The PACE resolution, which was adopted on the basis of a report by Jean-Pierre Grin (Switzerland, ALDE), fully endorses the findings and recommendations contained in the ERRC report Brutal and Bigoted: Policing Roma in the EU. The resolution called on states to redouble their efforts to counter racist policing, to prevent these human rights violations, and to respond appropriately when they occur; to hold all perpetrators to account, and to dismantle the institutional antigypsyism that allows these practices to continue.

According to rapporteur Jean-Pierre Grin, “such blatant human rights violations destroy the confidence of Roma and Travellers in law enforcement authorities”, a situation further worsened by discrimination in access to justice which deprives the victims of abuse of adequate remedy. 

Mr. Grin found that the case law of the European Court of Human Rights reveals a “staggering picture of the relations of law enforcement authorities with Roma and Travellers”, and concurred with the ERRC’s assertion that the repetition of such cases was indicative of institutional racism – “even though, unfortunately, the European Court of Human Rights only very rarely looks into this aspect of the cases it is called upon to examine.”

He described the persistence of police brutality against Roma as all the more intolerable given that some of the ECtHR judgements date back to the mid-1990s: “It is quite simply unacceptable that problems that have been identified for so long have not yet been resolved. Within each Council of Europe member State, we can and must do better.”

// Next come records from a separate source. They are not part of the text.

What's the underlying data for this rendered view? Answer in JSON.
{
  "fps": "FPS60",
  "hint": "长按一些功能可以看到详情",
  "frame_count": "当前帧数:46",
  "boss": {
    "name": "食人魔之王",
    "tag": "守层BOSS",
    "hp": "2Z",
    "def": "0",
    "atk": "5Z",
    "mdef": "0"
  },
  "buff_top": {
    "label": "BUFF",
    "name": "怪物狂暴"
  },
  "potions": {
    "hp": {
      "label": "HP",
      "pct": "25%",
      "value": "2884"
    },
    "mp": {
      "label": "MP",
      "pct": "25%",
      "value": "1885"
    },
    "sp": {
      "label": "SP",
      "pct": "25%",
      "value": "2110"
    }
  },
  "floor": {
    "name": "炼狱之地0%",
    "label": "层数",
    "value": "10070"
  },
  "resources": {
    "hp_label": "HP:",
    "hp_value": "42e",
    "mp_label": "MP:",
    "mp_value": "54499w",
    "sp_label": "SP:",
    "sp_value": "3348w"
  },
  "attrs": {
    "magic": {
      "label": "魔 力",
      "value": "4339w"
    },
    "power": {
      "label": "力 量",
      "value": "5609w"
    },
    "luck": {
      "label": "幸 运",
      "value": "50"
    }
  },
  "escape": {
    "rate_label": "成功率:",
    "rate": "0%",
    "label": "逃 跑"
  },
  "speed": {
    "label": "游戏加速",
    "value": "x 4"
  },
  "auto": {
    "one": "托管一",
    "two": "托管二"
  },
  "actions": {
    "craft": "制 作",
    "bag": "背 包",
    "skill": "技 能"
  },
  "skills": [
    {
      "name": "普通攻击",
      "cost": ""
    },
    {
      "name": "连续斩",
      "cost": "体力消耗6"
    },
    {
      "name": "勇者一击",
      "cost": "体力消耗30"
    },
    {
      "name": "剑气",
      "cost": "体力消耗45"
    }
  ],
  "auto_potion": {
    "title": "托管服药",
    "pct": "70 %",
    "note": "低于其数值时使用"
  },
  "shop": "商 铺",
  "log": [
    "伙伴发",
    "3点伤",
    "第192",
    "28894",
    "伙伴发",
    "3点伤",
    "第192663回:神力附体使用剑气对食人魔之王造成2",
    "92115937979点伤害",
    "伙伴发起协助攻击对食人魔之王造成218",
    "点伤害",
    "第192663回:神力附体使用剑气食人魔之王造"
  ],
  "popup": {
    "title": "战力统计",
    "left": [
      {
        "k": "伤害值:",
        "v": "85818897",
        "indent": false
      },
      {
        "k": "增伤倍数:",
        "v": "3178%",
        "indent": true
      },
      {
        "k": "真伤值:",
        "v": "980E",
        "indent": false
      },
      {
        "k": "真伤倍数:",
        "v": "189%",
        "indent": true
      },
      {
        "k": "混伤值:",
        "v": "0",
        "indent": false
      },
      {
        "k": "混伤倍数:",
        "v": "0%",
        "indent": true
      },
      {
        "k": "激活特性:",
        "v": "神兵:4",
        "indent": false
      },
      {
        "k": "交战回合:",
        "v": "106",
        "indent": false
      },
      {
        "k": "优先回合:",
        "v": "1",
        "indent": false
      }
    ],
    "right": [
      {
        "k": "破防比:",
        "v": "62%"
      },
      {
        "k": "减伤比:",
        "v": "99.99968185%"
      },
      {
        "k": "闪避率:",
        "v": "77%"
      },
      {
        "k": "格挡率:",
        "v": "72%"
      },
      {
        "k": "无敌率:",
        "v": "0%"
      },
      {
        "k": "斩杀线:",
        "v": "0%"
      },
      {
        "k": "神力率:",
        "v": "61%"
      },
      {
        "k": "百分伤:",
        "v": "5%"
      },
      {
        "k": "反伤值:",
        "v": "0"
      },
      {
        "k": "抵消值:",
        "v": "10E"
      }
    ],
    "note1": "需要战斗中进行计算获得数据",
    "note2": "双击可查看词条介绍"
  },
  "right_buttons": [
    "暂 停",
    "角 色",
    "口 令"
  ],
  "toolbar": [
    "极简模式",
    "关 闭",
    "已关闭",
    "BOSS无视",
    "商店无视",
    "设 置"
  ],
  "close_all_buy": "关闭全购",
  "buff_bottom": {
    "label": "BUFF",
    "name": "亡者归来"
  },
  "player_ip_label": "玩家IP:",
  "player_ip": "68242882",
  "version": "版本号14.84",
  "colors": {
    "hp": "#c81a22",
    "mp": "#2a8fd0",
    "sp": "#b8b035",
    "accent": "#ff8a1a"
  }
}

“Impunity, a violation of human rights”

The report highlighted the persistent failures by the authorities to conduct effective investigations into allegations of police abuse as tantamount to accepting impunity for serious violations of the European Convention on Human Rights, something “which would clearly be unacceptable.” With a view to fighting such impunity the resolution called on authorities to 

  • offer rapid and effective remedies to victims of police violence, giving priority to simple, flexible and accessible procedures;
  • create independent investigative mechanisms, free from any political pressure, with sufficient resources and powers to effectively investigate complaints against members of law enforcement authorities and to punish offenders;
  • protect victims against police intimidation, reprisals and harassment – all of which are encouraged by a sense of impunity – and provide for penalties for offenders that are commensurate with the seriousness of their actions and that are dissuasive;

The committee stressed the importance of overcoming the “inertia, indifference, inaction, neglect, resistance or outright hostility, whether amongst the general public or within authorities themselves, (which) are all expressions of antigypsyism and anti-nomadism”. Rapporteur Grin emphasised that combating such sentiments, and the direct and indirect harms they cause, is crucial to successfully tackling the institutional racism against Roma and Travellers that persists within law enforcement authorities; and that combating antigypsyism “must form an integral part of all strategies designed to overcome discrimination against Roma and Travellers, including where it is committed by members of law enforcement authorities.”